パワーが必要な作業のときはメインのコアがしっかり働き、裏方での細かな処理や軽い作業のときは省電力なコアが引き受けるというように、状況に合わせてバトンタッチします。これにより、限られたバッテリーを無駄遣いせず、必要なときにはしっかり動いてくれる賢い仕組みになっています。
このプロセッサの驚くべき性能と電力効率は、4nmという最先端の製造プロセスによって支えられています。
これは、髪の毛の太さの数万分の1という、まさにミクロの世界で作られたものです。この超微細なプロセスにより、処理能力が向上するだけでなく、発熱も抑えられ、TDP(熱設計電力)はデフォルトで、わずか28Wに抑えられています。
しかも、使用状況に応じて15Wから30Wまで調整可能です。これにより、環境に合わせた柔軟な設定ができるので、さまざまなシーンで活躍し、電気の消費を抑え、バッテリー駆動時間の延長にも大きく貢献しています。
発熱が少なくて済むため、薄くて軽い持ち運び用のノートPCにぴったりです。冷却ファンが大きな音を立てて回り続けることも少なく、静かなカフェや外出先でも、バッテリーの残量をあまり気にせずに作業に集中できます。
Ryzen 3 210には、内蔵GPUとして「Radeon 740M」が搭載されています。
お手頃なクラスのプロセッサでありながら、映像を映し出す能力にも手を抜いていません。
仕事でいくつかの画面を同時に使いたいとき(最大で4台のディスプレイに出力可能)や、動画を滑らかに楽しみたいときにもスムーズに対応してくれます。
この統合グラフィックスは、最大2500 MHzで動作し、一般的なビジネス用途では、殆どが問題なく作業できます。そして、このGPUは、負荷の少ないゲームやグラフィック作業にもぴったりです。

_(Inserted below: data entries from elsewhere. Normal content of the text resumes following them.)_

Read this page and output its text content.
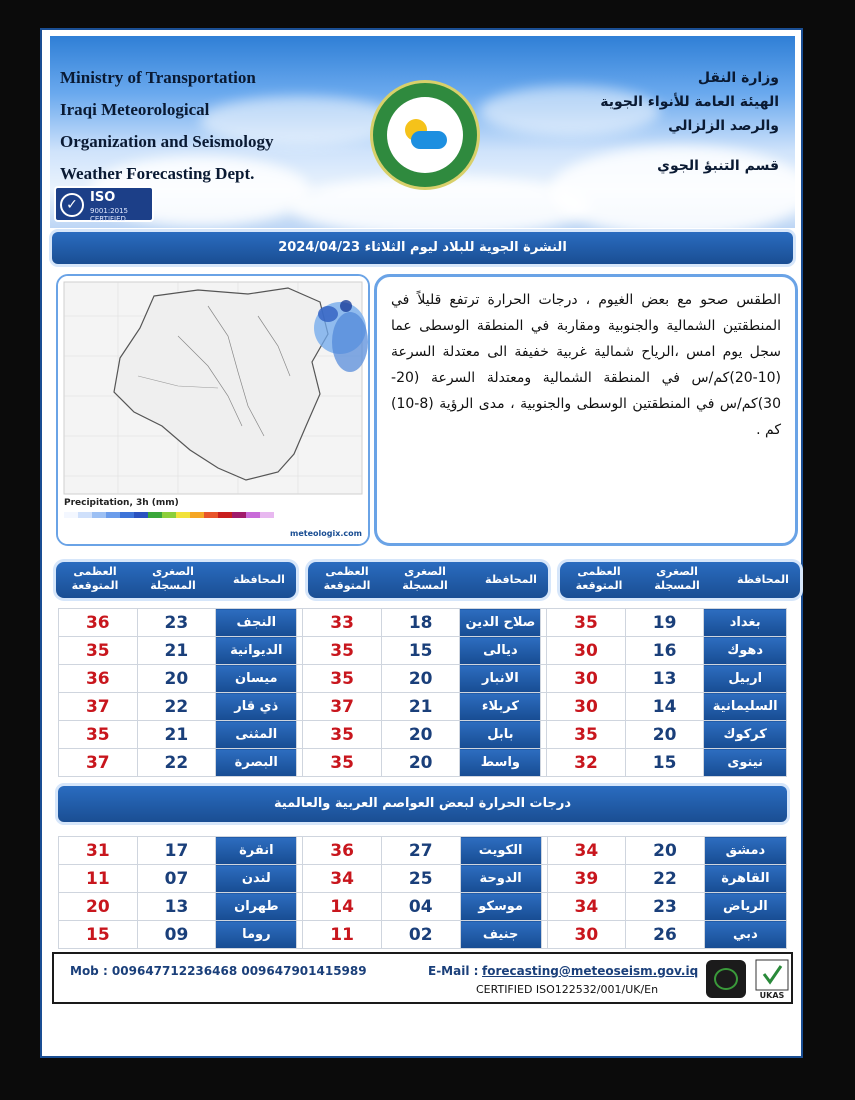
Ministry of Transportation
Iraqi Meteorological
Organization and Seismology
Weather Forecasting Dept.
وزارة النقل
الهيئة العامة للأنواء الجوية
والرصد الزلزالي
قسم التنبؤ الجوي
✓ ISO
9001:2015 CERTIFIED
النشرة الجوية للبلاد ليوم الثلاثاء 2024/04/23
Precipitation, 3h (mm)
meteologix.com

الطقس صحو مع بعض الغيوم ، درجات الحرارة ترتفع قليلاً في المنطقتين الشمالية والجنوبية ومقاربة في المنطقة الوسطى عما سجل يوم امس ،الرياح شمالية غربية خفيفة الى معتدلة السرعة (10-20)كم/س في المنطقة الشمالية ومعتدلة السرعة (20-30)كم/س في المنطقتين الوسطى والجنوبية ، مدى الرؤية (8-10) كم .

المحافظة
الصغرى
المسجلة
العظمى
المتوقعة
المحافظة
الصغرى
المسجلة
العظمى
المتوقعة
المحافظة
الصغرى
المسجلة
العظمى
المتوقعة
36	23	النجف		33	18	صلاح الدين		35	19	بغداد
35	21	الديوانية		35	15	ديالى		30	16	دهوك
36	20	ميسان		35	20	الانبار		30	13	اربيل
37	22	ذي قار		37	21	كربلاء		30	14	السليمانية
35	21	المثنى		35	20	بابل		35	20	كركوك
37	22	البصرة		35	20	واسط		32	15	نينوى
درجات الحرارة لبعض العواصم العربية والعالمية
31	17	انقرة		36	27	الكويت		34	20	دمشق
11	07	لندن		34	25	الدوحة		39	22	القاهرة
20	13	طهران		14	04	موسكو		34	23	الرياض
15	09	روما		11	02	جنيف		30	26	دبي
Mob : 009647712236468 009647901415989	E-Mail : forecasting@meteoseism.gov.iq
CERTIFIED ISO122532/001/UK/En	UKAS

ただし、重い3Dゲームや高解像度設定では、かなり厳しいかもしれません。
メモリも最新のDDR5-5600やLPDDR5X-7500に対応しており、アプリケーションの起動やマルチタスクがよりスムーズになります。さらに、PCle 4.0にも対応しており、ストレージや周辺機器とのデータ転送速度も高速化されて、システム全体のパフォーマンスが向上します。
購入前に確認しておきたいポイントととして、1点だけ気をつけたいのが、AIの処理を専門に行う装置(NPU)、「AMD Ryzen AI」が搭載されていないことです。
上位のモデルに付いているようなローカルでの高度なAI機能は使えないため、マイクロソフトが提唱する「Copilot+ PC」の条件を満たすようなパソコンを探している場合には、少し物足りなく感じるかもしれません。
AMD Ryzen 3 210は、インターネットでの調べ物や動画の視聴、書類作成などの事務作業がメインという方にぴったりのプロセッサです。予算を抑えつつも、サクサクと気持ちよく動いてくれて、外にも安心して持ち出せる薄型ノートPCが欲しい。そんな、コスパとバランスの良さを求める方にとって、満足度の高い選択肢になると思います。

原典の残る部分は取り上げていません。